408pp/$25.95/November 2013

Starhawk
Cover by John Harris

Reviewed by Steven H Silver


Jack McDevitt first introduced Priscilla Hutchins as a pilot extraordinaire in The Engines of God, however, while a new character, she had sprung forth from McDevitt's pen as a full-fledged pilot of starships.  In Starhawk, he returns to a much younger Priscilla Hutchins as she is just taking her first steps into interstellar space under the tutelage of Jake Loomis, who has been assigned to Hutchins's shakedown flight and to determine if she is ready for her pilot's license.

Although Hutchins passes with flying colors, her test flight in anything but routine as she and Loomis are called upon to perform a rescue of the Gremlin, another spaceship, when an interstellar flying a group of young girls has become stranded in orbit around a distant planet.  McDevitt sets up a situation similar to the one described by Tom Godwin in "The Cold Equations," but McDevitt makes the problem more complex.  Instead of being a man and a girl, Hutchins and Loomis are faced with two ships with diminished air, four adults, and several high school girls.  Not everything goes smoothly in the rescue, which sets the stage for many of Hutchins's experiences immediately after her first flight.

Hutchins finds a job with one of the major interstellar companies, Kosmik, but quickly finds herself flying a desk rather than the spaceships she trained for.  The saboteur who damaged the ship Hutchins and Loomis had to rescue was only part of a larger movement opposed the the terraforming of alien worlds and every time something goes wrong, there is the chance that it has been caused by sabotage, although not necessarily.  Hutchins tries to get back into the pilot's seat, but the political situation is against her as nearly all candidates for the Presidency are opposed to funding space exploration.  Hutchins bides her time between her duties the space station and a possible budding romance with a man from her home town of Princeton, NJ.

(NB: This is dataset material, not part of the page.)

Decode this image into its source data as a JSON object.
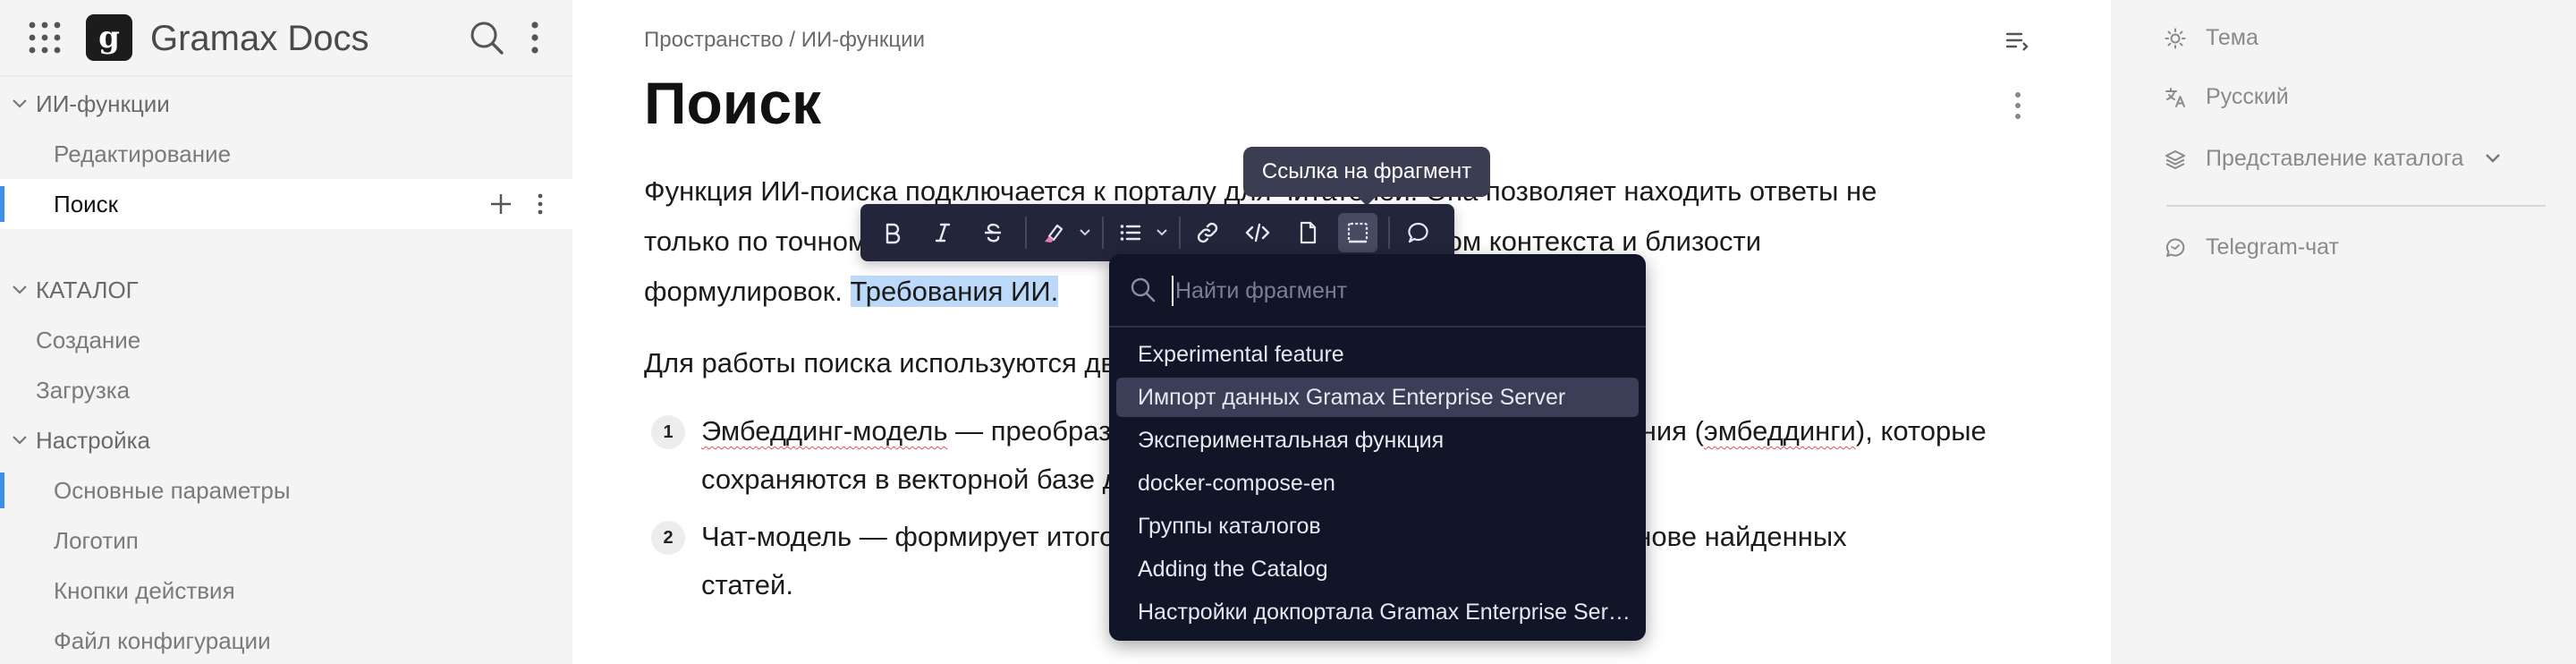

McDevitt also follows Loomis, who resigned shortly after returning from the rescue the Gremlin.  After a lifetime of flying, Loomis is trying to settle into a more relaxed life on Earth, surrounded by nature and a small town, meeting a young woman and seeing where the relationship would take him. Although he claims to be happy, it is clear that Loomis is haunted by his own failure in the Gremlin rescue, despite no blame being assigned to him by his comrades.  Eventually, he finds the need to redeem himself, at least in his own eyes.

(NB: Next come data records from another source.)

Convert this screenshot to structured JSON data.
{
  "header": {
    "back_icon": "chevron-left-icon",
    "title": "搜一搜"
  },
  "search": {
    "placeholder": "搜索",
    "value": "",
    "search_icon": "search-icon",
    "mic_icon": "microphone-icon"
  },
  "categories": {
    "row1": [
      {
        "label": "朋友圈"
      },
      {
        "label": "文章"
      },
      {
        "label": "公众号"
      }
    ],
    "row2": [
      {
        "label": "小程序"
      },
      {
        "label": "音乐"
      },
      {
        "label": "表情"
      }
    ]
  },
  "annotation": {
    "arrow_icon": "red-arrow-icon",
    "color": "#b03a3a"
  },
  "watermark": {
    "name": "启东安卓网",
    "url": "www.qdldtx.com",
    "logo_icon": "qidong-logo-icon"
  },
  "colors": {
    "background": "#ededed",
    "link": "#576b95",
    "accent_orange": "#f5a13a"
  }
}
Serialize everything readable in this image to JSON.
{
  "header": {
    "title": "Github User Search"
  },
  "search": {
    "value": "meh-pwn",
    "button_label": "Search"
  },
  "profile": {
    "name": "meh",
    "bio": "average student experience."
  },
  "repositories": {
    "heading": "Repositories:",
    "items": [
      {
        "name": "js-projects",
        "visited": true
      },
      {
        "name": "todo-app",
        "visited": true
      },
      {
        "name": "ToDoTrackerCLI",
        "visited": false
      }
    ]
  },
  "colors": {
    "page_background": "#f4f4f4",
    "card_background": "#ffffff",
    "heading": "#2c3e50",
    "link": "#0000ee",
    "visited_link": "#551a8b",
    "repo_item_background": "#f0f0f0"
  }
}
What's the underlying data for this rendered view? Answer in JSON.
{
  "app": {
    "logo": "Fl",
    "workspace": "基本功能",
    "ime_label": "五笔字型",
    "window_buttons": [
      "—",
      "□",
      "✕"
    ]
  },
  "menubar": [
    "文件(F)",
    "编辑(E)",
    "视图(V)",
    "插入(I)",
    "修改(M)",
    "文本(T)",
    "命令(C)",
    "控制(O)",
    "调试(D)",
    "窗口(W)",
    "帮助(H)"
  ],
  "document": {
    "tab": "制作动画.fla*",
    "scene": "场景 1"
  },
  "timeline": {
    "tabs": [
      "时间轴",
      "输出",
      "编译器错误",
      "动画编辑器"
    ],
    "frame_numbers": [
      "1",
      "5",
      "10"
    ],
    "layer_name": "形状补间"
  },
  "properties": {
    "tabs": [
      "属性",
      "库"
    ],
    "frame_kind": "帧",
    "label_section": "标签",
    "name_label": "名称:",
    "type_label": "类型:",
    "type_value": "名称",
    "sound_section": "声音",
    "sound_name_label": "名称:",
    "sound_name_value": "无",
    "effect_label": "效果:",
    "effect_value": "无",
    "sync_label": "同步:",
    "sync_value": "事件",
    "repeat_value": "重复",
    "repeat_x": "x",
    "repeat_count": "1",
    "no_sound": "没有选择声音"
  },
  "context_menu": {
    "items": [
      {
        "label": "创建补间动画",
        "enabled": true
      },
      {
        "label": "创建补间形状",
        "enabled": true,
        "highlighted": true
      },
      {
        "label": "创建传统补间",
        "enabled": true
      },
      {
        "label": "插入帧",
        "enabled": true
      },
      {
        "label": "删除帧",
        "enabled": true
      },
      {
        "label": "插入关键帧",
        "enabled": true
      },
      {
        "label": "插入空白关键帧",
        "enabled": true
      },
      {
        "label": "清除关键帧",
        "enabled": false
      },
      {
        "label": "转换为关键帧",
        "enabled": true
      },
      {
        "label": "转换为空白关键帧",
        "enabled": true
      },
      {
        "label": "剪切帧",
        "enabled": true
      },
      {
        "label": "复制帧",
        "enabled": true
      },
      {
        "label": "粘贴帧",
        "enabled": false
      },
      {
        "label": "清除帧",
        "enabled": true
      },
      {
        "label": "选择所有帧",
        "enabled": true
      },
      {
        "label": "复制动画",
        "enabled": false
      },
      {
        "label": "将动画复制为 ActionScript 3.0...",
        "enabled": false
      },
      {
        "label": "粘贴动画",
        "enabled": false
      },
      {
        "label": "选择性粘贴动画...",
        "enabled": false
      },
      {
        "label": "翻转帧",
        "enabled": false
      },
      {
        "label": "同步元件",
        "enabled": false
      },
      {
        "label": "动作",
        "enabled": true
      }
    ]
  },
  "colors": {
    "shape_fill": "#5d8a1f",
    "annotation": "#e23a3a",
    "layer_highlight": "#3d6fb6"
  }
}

Starhawk contains all of the things one has come to expect from one of Jack McDevitt's novels.  McDevitt throws out plenty of cool ideas, many of which he doesn't fully follow up on, but which help to give his universe a more complete feel.  Given that the book is a throwback to Hutchins's beginnings, McDevitt also has several call backs to some of his own early works, such as "Melville on Iapetus" and The Engines of God, which bookend Hutchins's adventures.  McDevitt's own writing is more sure and smooth now than it was when he published The Engines of God in 1994, which makes Hutchins's lack of confidence and knowledge a little jarring, but more realistic.